R032,R145,42 ST-TIMES SQ,1237ACENQRS,IRT
R032,A021,42 ST-TIMES SQ,1237ACENQRS,BMT
R032,R143,42 ST-TIMES SQ,ACENQRS1237,IRT
R032,R146,42 ST-TIMES SQ,1237ACENQRS,IRT
R033,R151,42 ST-TIMES SQ,1237ACENQRS,IRT
R033,R148,42 ST-TIMES SQ,1237ACENQRS,IRT
R033,R150,42 ST-TIMES SQ,1237ACENQRS,IRT
R033,R153,42 ST-TIMES SQ,1237ACENQRS,IRT
R033,R147,42 ST-TIMES SQ,1237ACENQRS,IRT
The 11 lines 1-2-3-7-A-C-E-N-Q-R-S pass thru here. There are two "remotes" with 4 and 5 "booths". This makes sense since Times Square is very large
R034,R174,125 ST,1,IRT
125 st - one of the busiest stations in the MTA system gets only 1 remote and 1 booth.
MTA's turnstile data set is comma-separated, with 3 items related to the station and turnstile, followed by groups of five.
A typical line has 3+5×8=43 items for 59st + Lexington Ave station on July 27, 2013.
A002,R051,02-00-00,
07-27-13,00:00:00,REGULAR,004209603,001443585,
07-27-13,04:00:00,REGULAR,004209643,001443593,
07-27-13,08:00:00,REGULAR,004209663,001443616,
07-27-13,12:00:00,REGULAR,004209741,001443687,
07-27-13,16:00:00,REGULAR,004210004,001443740,
07-27-13,20:00:00,REGULAR,004210276,001443777,
07-28-13,00:00:00,REGULAR,004210432,001443801,
07-28-13,04:00:00,REGULAR,004210472,001443805
- the first column is the date
- the second column is the time stamp. it usually checks every 4 hours
- the status is REGULAR
- the entries read "004209603" and the exits read "001443585"
- between 8am and 12am on July 23, 741-663=78 passengers entered the station (and 71 exited ) through this turnstile
The three info A002,R051,02-00-00
specify a single turnstile in the entire MTA system. Looking at remote-booth-station.csv
we find it was part of a group of 3 entrances, itself part of two sets of entrances.
R050,R244,59 ST,456NQR,IRT
R050,R244A,59 ST,456NQR,IRT
R050,A004,LEXINGTON AVE,456NQR,BMT
R051,R245,59 ST,456NQR,IRT
R051,R245A,59 ST,456NQR,IRT
R051,A002,LEXINGTON AVE,456NQR,BMT
This station has two names LEXINGTON AVE
and 59 ST
. This is a very busy station with passengers between Queens, the Upper East Side, Times Square, and Midtown East.
You are ready to read the MTA turns tile data. I suggest you stop reading and get your hands dirty. In about 30 mins to 1 hour, this section will make a lot more sense.

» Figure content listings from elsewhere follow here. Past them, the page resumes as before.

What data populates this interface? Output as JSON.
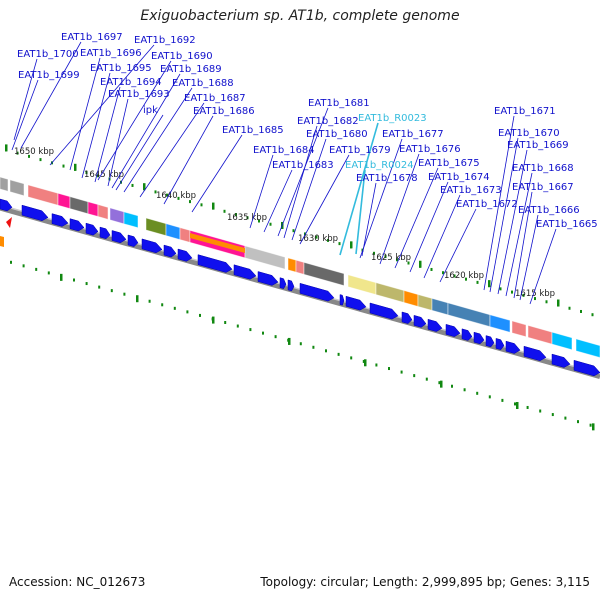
{
  "title": "Exiguobacterium sp. AT1b, complete genome",
  "footer": {
    "accession": "Accession: NC_012673",
    "topology": "Topology: circular; Length: 2,999,895 bp; Genes: 3,115"
  },
  "scale_labels": [
    "1650 kbp",
    "1645 kbp",
    "1640 kbp",
    "1635 kbp",
    "1630 kbp",
    "1625 kbp",
    "1620 kbp",
    "1615 kbp"
  ],
  "gene_labels": [
    {
      "text": "EAT1b_1697",
      "kind": "gene"
    },
    {
      "text": "EAT1b_1692",
      "kind": "gene"
    },
    {
      "text": "EAT1b_1700",
      "kind": "gene"
    },
    {
      "text": "EAT1b_1696",
      "kind": "gene"
    },
    {
      "text": "EAT1b_1690",
      "kind": "gene"
    },
    {
      "text": "EAT1b_1695",
      "kind": "gene"
    },
    {
      "text": "EAT1b_1689",
      "kind": "gene"
    },
    {
      "text": "EAT1b_1699",
      "kind": "gene"
    },
    {
      "text": "EAT1b_1694",
      "kind": "gene"
    },
    {
      "text": "EAT1b_1688",
      "kind": "gene"
    },
    {
      "text": "EAT1b_1693",
      "kind": "gene"
    },
    {
      "text": "EAT1b_1687",
      "kind": "gene"
    },
    {
      "text": "ipk",
      "kind": "gene"
    },
    {
      "text": "EAT1b_1686",
      "kind": "gene"
    },
    {
      "text": "EAT1b_1685",
      "kind": "gene"
    },
    {
      "text": "EAT1b_1681",
      "kind": "gene"
    },
    {
      "text": "EAT1b_R0023",
      "kind": "rna"
    },
    {
      "text": "EAT1b_1682",
      "kind": "gene"
    },
    {
      "text": "EAT1b_1680",
      "kind": "gene"
    },
    {
      "text": "EAT1b_1677",
      "kind": "gene"
    },
    {
      "text": "EAT1b_1684",
      "kind": "gene"
    },
    {
      "text": "EAT1b_1679",
      "kind": "gene"
    },
    {
      "text": "EAT1b_1676",
      "kind": "gene"
    },
    {
      "text": "EAT1b_1683",
      "kind": "gene"
    },
    {
      "text": "EAT1b_R0024",
      "kind": "rna"
    },
    {
      "text": "EAT1b_1675",
      "kind": "gene"
    },
    {
      "text": "EAT1b_1678",
      "kind": "gene"
    },
    {
      "text": "EAT1b_1674",
      "kind": "gene"
    },
    {
      "text": "EAT1b_1673",
      "kind": "gene"
    },
    {
      "text": "EAT1b_1672",
      "kind": "gene"
    },
    {
      "text": "EAT1b_1671",
      "kind": "gene"
    },
    {
      "text": "EAT1b_1670",
      "kind": "gene"
    },
    {
      "text": "EAT1b_1669",
      "kind": "gene"
    },
    {
      "text": "EAT1b_1668",
      "kind": "gene"
    },
    {
      "text": "EAT1b_1667",
      "kind": "gene"
    },
    {
      "text": "EAT1b_1666",
      "kind": "gene"
    },
    {
      "text": "EAT1b_1665",
      "kind": "gene"
    }
  ],
  "colors": {
    "label_gene": "#1111cc",
    "label_rna": "#33bbdd",
    "cds_arrow": "#1010ee",
    "backbone": "#888888",
    "tick": "#118811",
    "start_marker": "#ee1111",
    "cog_palette": [
      "#f08080",
      "#ff1493",
      "#a0a0a0",
      "#6b8e23",
      "#1e90ff",
      "#ff8c00",
      "#bdb76b",
      "#4682b4",
      "#9370db",
      "#00bfff",
      "#696969",
      "#c0c0c0",
      "#f0e68c"
    ]
  }
}
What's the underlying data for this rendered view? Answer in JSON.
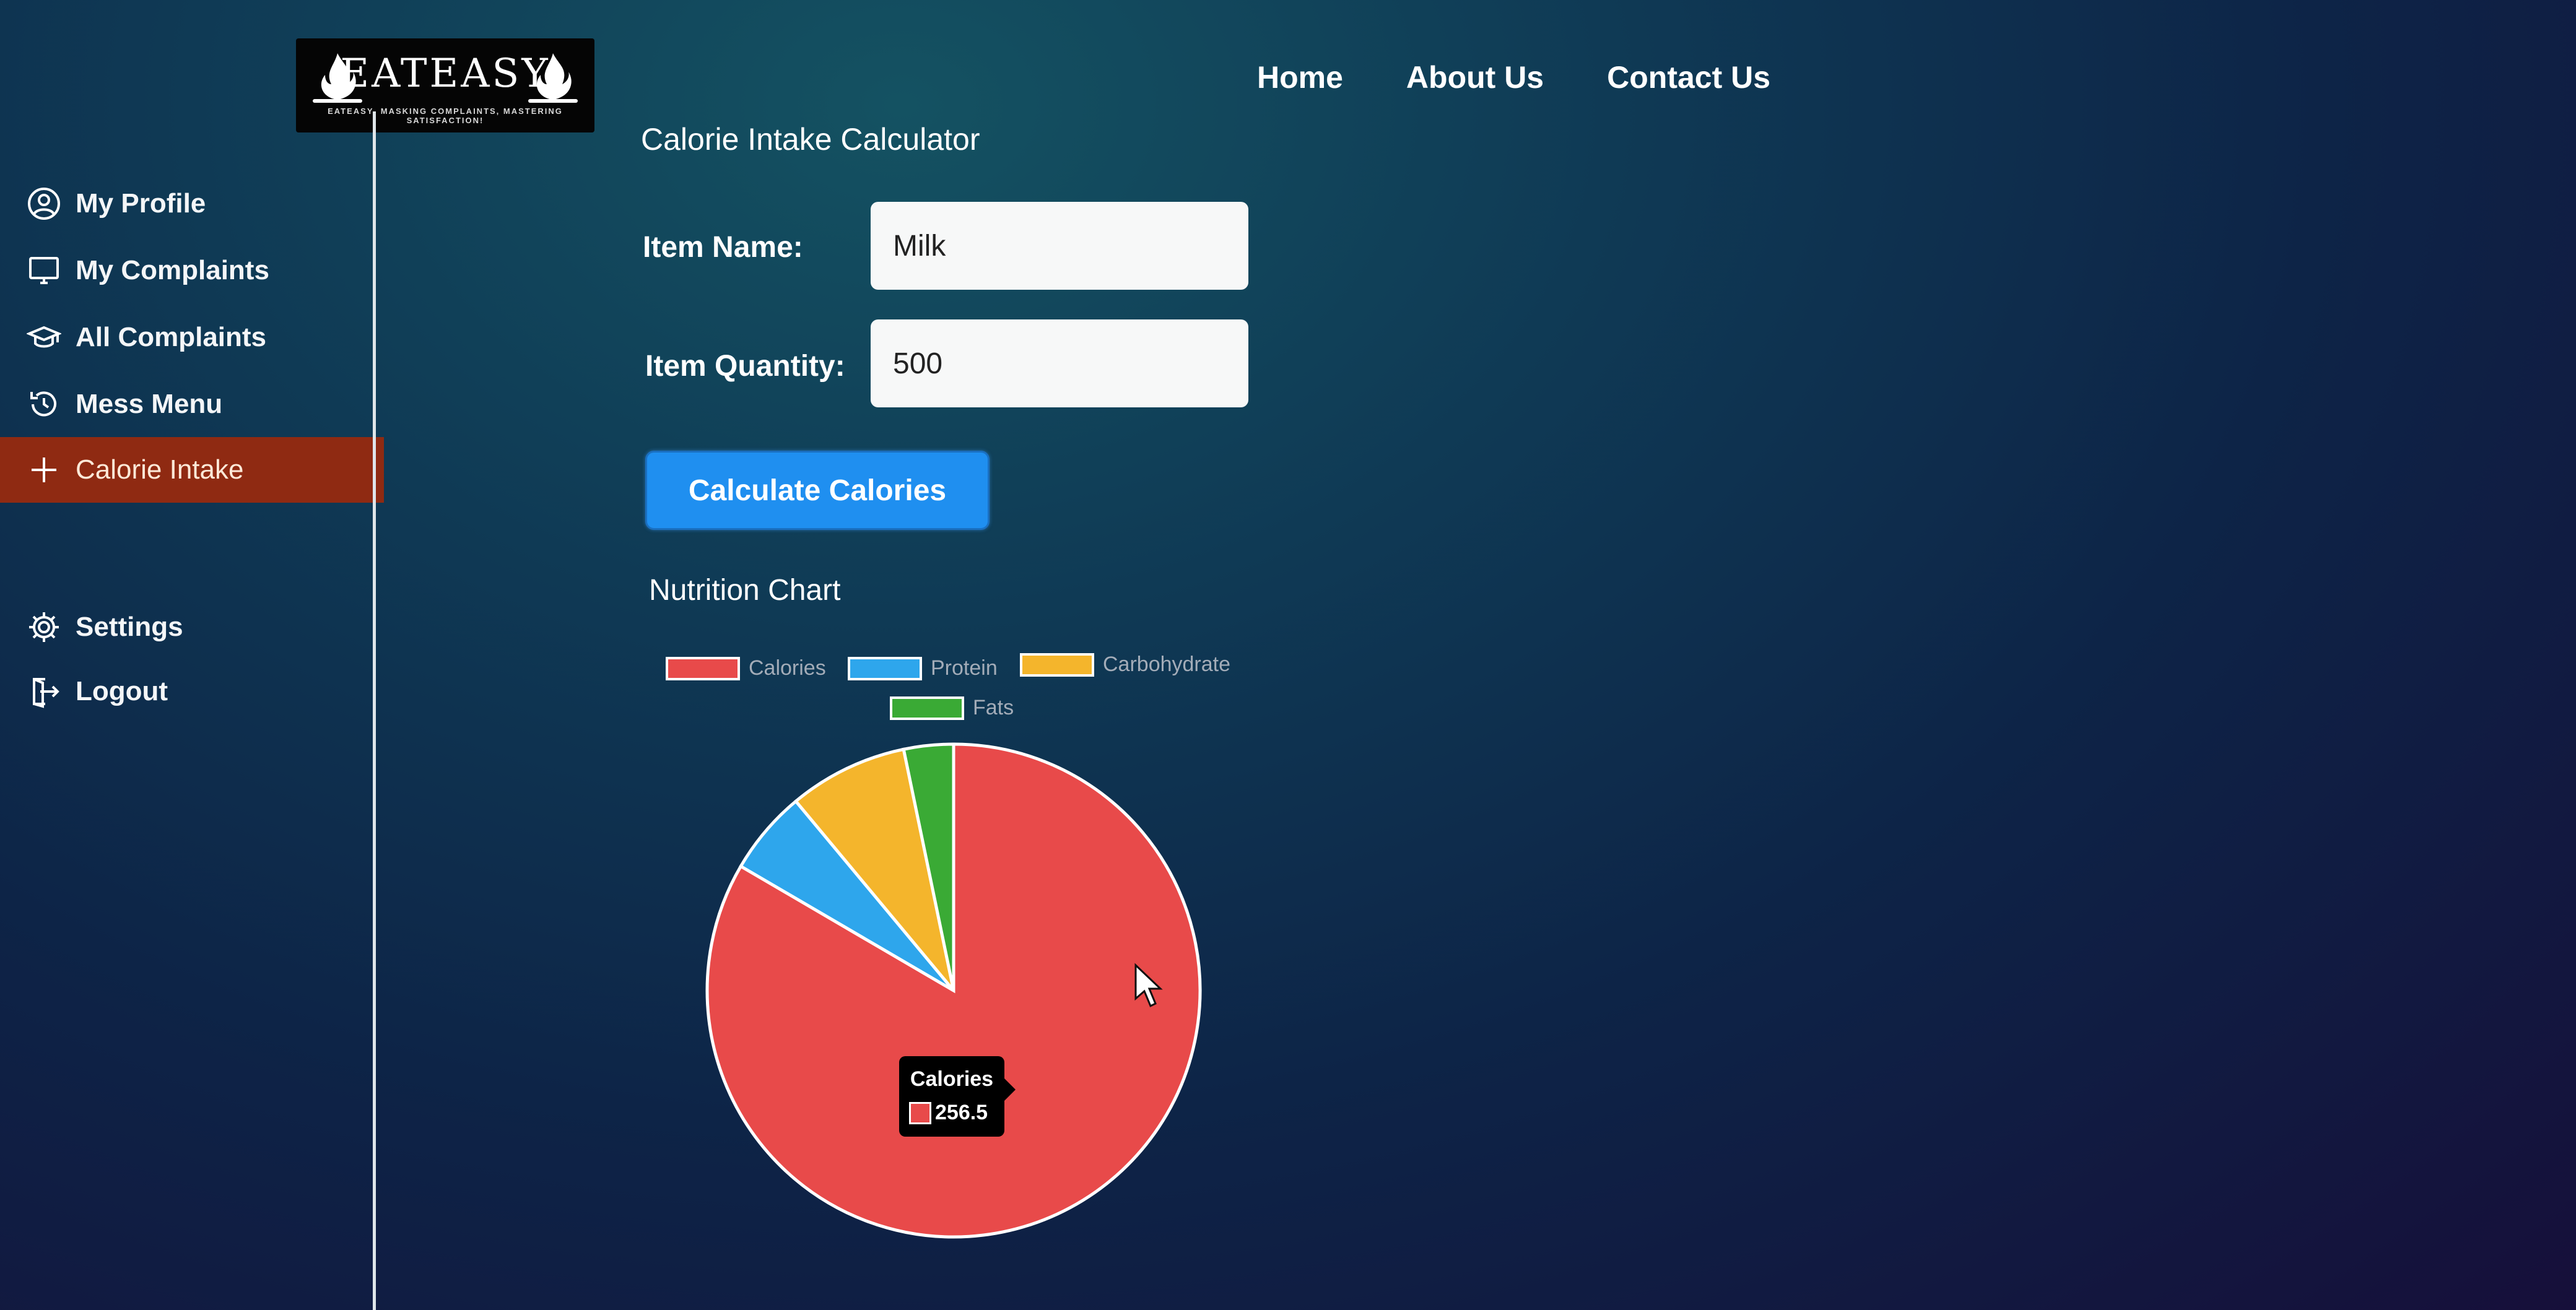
{
  "logo": {
    "text": "EATEASY",
    "tagline": "EATEASY- MASKING COMPLAINTS, MASTERING SATISFACTION!"
  },
  "sidebar": {
    "items": [
      {
        "label": "My Profile",
        "icon": "user-circle-icon"
      },
      {
        "label": "My Complaints",
        "icon": "monitor-icon"
      },
      {
        "label": "All Complaints",
        "icon": "graduation-cap-icon"
      },
      {
        "label": "Mess Menu",
        "icon": "history-icon"
      },
      {
        "label": "Calorie Intake",
        "icon": "plus-icon",
        "active": true
      },
      {
        "label": "Settings",
        "icon": "gear-icon"
      },
      {
        "label": "Logout",
        "icon": "logout-icon"
      }
    ]
  },
  "nav": {
    "home": "Home",
    "about": "About Us",
    "contact": "Contact Us"
  },
  "main": {
    "title": "Calorie Intake Calculator",
    "item_name_label": "Item Name:",
    "item_name_value": "Milk",
    "item_quantity_label": "Item Quantity:",
    "item_quantity_value": "500",
    "calculate_button": "Calculate Calories",
    "chart_title": "Nutrition Chart"
  },
  "tooltip": {
    "title": "Calories",
    "value": "256.5"
  },
  "colors": {
    "calories": "#e84a4a",
    "protein": "#2ea6ec",
    "carbohydrate": "#f4b52c",
    "fats": "#3aaa35",
    "active_menu": "#8f2a12",
    "button": "#1f8ff0"
  },
  "chart_data": {
    "type": "pie",
    "title": "Nutrition Chart",
    "categories": [
      "Calories",
      "Protein",
      "Carbohydrate",
      "Fats"
    ],
    "values": [
      256.5,
      17,
      24,
      10
    ],
    "colors": [
      "#e84a4a",
      "#2ea6ec",
      "#f4b52c",
      "#3aaa35"
    ],
    "legend_position": "top"
  }
}
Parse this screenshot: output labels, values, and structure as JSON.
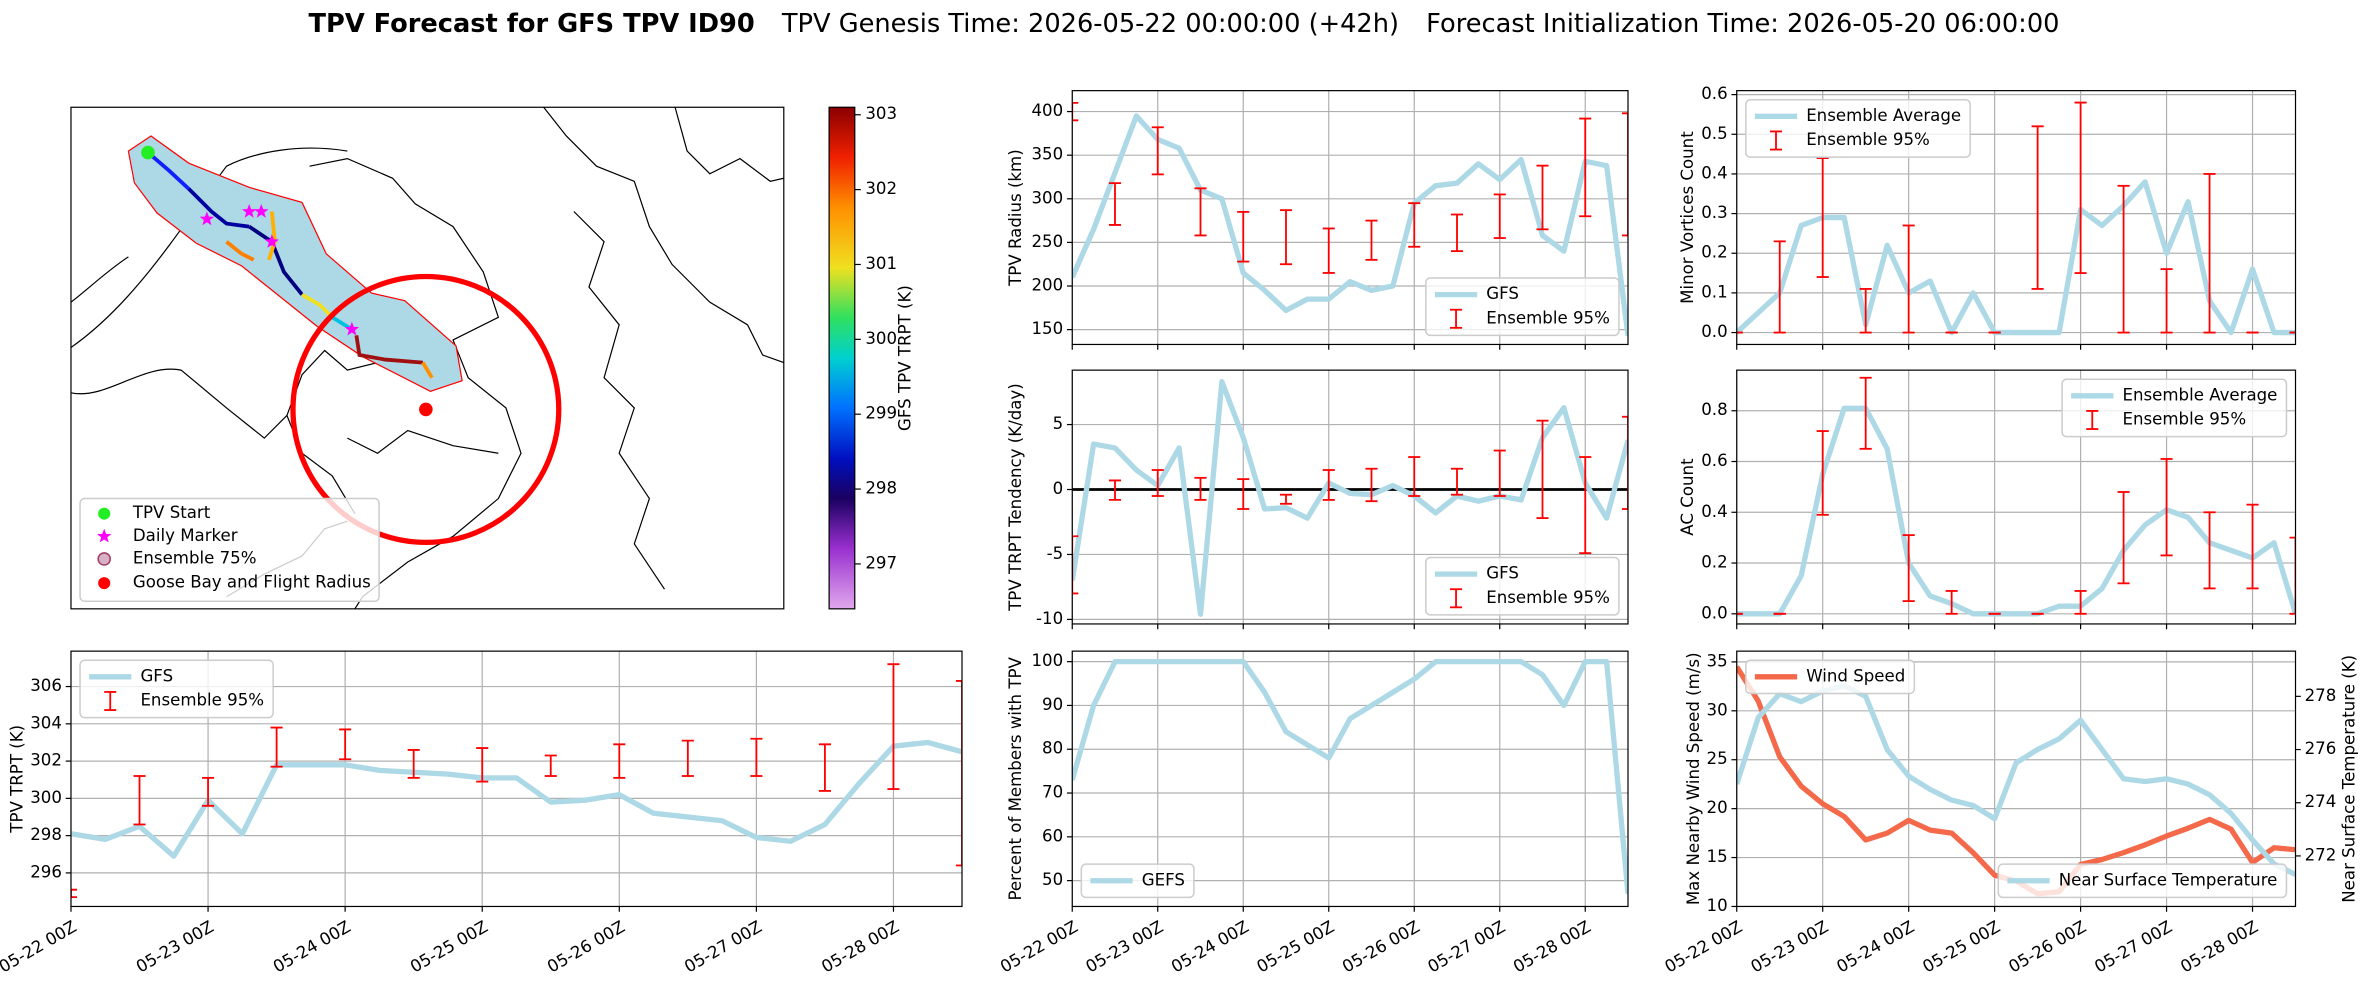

By now, we sort-of-have rough interpretations for Remote-Booth-Station
- Remote is a station entrance
- Booth probably has to do with subway booths
- Station is well...
REGULAR
is not the only code we can have and turnstiles don't necessarily report every 4 hours. I've seen status DOOR OPEN
, RECOVR AUD
, LOGON
and time stamps of 08:40:29
. These irregularities bend in knots your chances at visualizating MTA's turnstile data.